When I spoke with H this morning, he mentioned that he may try and swing by the house before I got home (it was my night with the boys) to see them for a bit. I told him that would be fine and that I should be home around normal time. H called again when I was on my way home and I could tell that he was in the car. He was calling to see if he still had time to swing by if I was going to be late. I told him that I would be home at normal time. I knew that he was hoping that I would ask him to come over, but I did not. I normally would have asked him over but I cant let him do that anymore. I am always respectful of his nights with the kids. I already agreed to allow H to have the kids on Thursday night for the next two weeks since he will be out of town on Friday. I know that H was sad because he has not seen the kids since Friday night, but I also feel like that was his decision to be gone pretty much the entire month of February. Although one trip is for work, the other two are fun weekends with the guys (superbowl and then drinking weekend at a lake house). I even went out of my way to ensure that our weekend trip away coincided with his trip so that he did not miss three weekends with the kids. And then he went and booked the third trip. He is an adult and I cant feel bad about the decisions he made.

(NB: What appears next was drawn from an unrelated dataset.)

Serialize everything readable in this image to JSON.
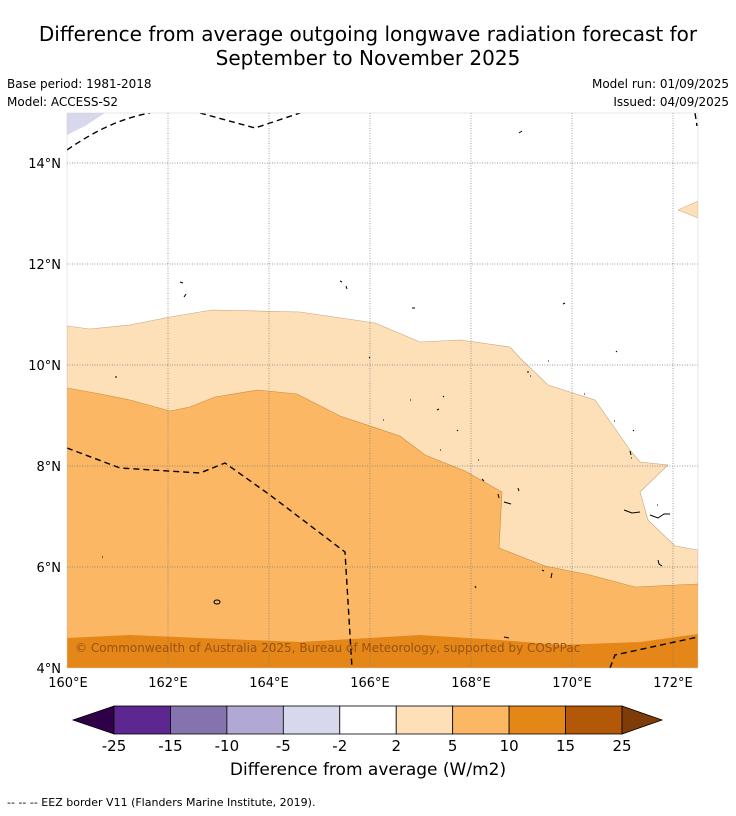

I told H that he is free to call whenever he wants to speak to the boys. I reminded him that sometimes bedtime is crazy and I often lose my phone while trying to bath and get my three little crazies to bed, so if he calls before bed or just gives me a little heads up in advance I will make sure to have my phone with me.
I am hoping that I can find a good balance. Hoping that things will continue to get easier with time as we find our new normal.